Action collective contre Barrick Gold pour fausses représentations environnementales

En octobre 2013, Barrick Gold a décidé de suspendre toutes ses activités sur le site du projet Pascua-Lama, qu’on voit ici en 2012.
valledelhuasco via Wikicommons En octobre 2013, Barrick Gold a décidé de suspendre toutes ses activités sur le site du projet Pascua-Lama, qu’on voit ici en 2012.

Une action collective a été autorisée au Québec contre la minière Barrick Gold, à laquelle des actionnaires reprochent d’avoir faussement déclaré qu’un projet minier en Amérique du Sud respectait les exigences environnementales.

Les actions dans cette entreprise ont ainsi perdu de la valeur lorsqu’une cour au Chili a ordonné la suspension du projet en 2013, justement pour non-respect des conditions visant à protéger l’environnement, ainsi que quelques mois plus tard, quand elle a elle-même décidé de cesser ses activités sur ce site pour une période indéterminée, peut-on lire dans le jugement de la Cour d’appel.

Les actionnaires se disent donc lésés, car ils ont perdu de l’argent avec leur investissement.

C’est la Cour d’appel du Québec qui a donné le feu vert à cette action en dommages, après qu’un investisseur, Anas Nseir, s’est vu refuser cette permission en Cour supérieure. L’action peut désormais franchir toutes les étapes judiciaires devant la mener à un procès.

M. Nseir sera le représentant de cette action intentée au nom de tous les résidents du Québec qui ont acheté des actions de la Barrick Gold entre le 26 juillet 2012 et le 31 octobre 2013. L’entreprise et quatre de ses administrateurs et dirigeants principaux sont visés.

Aucune des allégations contenues dans cette action collective n’a encore été prouvée devant les tribunaux.

Traitement des eaux près de glaciers

Cette cause concerne la mine à ciel ouvert Pascua-Lama, dans un secteur des Andes chevauchant le Chili et l’Argentine. Visant à extraire de l’or et de l’argent, ainsi que d’autres minerais, le projet en très haute altitude est mené par Barrick Gold, une entreprise dont le siège social est à Toronto.

Le Chili a approuvé le projet de plusieurs milliards de dollars en 2006, mais sous plusieurs conditions, dont celle-ci : avant toute activité exploratoire, l’entreprise devait installer un système de gestion des eaux pour minimiser l’impact sur l’environnement, notamment sur les glaciers à proximité, qui alimentent la rivière Estrecho, est-il précisé dans le jugement de la Cour d’appel. Les travaux ont commencé en 2009 et, le 26 juillet 2012, Barrick Gold a fait savoir que le système de gestion des eaux était terminé et que ses activités de décapage du roc avaient débuté.

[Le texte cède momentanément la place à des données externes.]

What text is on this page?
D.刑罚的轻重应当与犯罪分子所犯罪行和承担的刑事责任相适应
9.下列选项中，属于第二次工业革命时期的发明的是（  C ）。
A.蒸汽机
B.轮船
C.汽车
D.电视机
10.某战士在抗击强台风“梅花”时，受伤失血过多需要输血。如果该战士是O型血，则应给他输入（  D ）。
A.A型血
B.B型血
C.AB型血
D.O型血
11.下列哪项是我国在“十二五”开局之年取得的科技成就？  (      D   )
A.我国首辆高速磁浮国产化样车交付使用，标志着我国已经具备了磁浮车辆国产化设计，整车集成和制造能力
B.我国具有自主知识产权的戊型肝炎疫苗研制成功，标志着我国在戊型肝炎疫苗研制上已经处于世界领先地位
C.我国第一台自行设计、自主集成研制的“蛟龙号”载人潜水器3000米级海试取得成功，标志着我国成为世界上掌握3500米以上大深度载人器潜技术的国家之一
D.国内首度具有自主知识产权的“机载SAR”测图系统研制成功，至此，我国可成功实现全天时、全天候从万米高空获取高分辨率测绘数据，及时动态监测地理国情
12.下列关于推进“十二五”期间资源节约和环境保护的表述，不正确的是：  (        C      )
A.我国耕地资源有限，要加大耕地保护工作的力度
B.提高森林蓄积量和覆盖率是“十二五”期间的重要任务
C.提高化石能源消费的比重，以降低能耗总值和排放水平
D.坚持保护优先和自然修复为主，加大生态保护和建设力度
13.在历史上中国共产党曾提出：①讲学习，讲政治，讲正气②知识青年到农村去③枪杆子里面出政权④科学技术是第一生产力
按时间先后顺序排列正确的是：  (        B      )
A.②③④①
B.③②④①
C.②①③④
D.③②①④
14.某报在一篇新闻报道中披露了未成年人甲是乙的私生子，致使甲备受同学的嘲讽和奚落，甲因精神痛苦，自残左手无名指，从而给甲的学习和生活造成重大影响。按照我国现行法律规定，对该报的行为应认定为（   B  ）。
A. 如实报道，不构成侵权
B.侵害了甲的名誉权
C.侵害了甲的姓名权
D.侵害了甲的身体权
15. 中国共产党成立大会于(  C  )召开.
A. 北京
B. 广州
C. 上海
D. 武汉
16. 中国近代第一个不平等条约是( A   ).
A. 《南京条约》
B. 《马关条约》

Je peux conclure avec un minimum d’hésitation que ces éléments [de preuve] soutiennent les allégations de l’appelant [M. Nseir] au sujet de la nature trompeuse de la déclaration de Barrick du 26 juillet 2012

 

L’entreprise a par la suite connu des déboires avec son système de gestion des eaux, ainsi que des démêlés judiciaires au Chili pour non-conformité environnementale. En avril 2013, une injonction d’un tribunal chilien l’a obligée à suspendre ses activités minières.

Le 30 octobre 2013, elle a décidé de suspendre toutes ses activités sur le site du projet et a diffusé un avis public à ce sujet le lendemain.

Propos trompeurs

M. Nseir a entrepris les démarches pour intenter l’action collective, invoquant le fait que Barrick Gold avait faussement affirmé que le projet Pascua-Lama respectait les règles environnementales. Ces propos trompeurs avaient eu, selon lui, un effet positif sur le prix de l’action, jusqu’à ce que le marché encaisse le coup de la nouvelle du non-respect des conditions et que la valeur de l’action chute.

Il réclame ainsi des dommages — d’une somme non encore précisée — pour chacun des investisseurs qui, comme lui, ont perdu de l’argent.

La minière soutient avoir rempli ses obligations légales de divulgation et ajoute que, bien qu’il manquât certaines composantes au système de gestion des eaux, cela n’affectait pas son efficacité et respectait les normes environnementales.

La Cour d’appel a jugé que l’action de M. Nseir avait des chances de succès et qu’elle n’avait pas à être écartée à cette étape, car elle n’est ni frivole ni manifestement mal fondée.

« Je peux conclure avec un minimum d’hésitation que ces éléments [de preuve] soutiennent les allégations de l’appelant [M. Nseir] au sujet de la nature trompeuse de la déclaration de Barrick du 26 juillet 2012 », est-il écrit dans la décision de la Cour d’appel.

Un procès en bonne et due forme aura donc lieu avant qu’un juge ne décide si Barrick Gold devra verser des sommes d’argent aux actionnaires.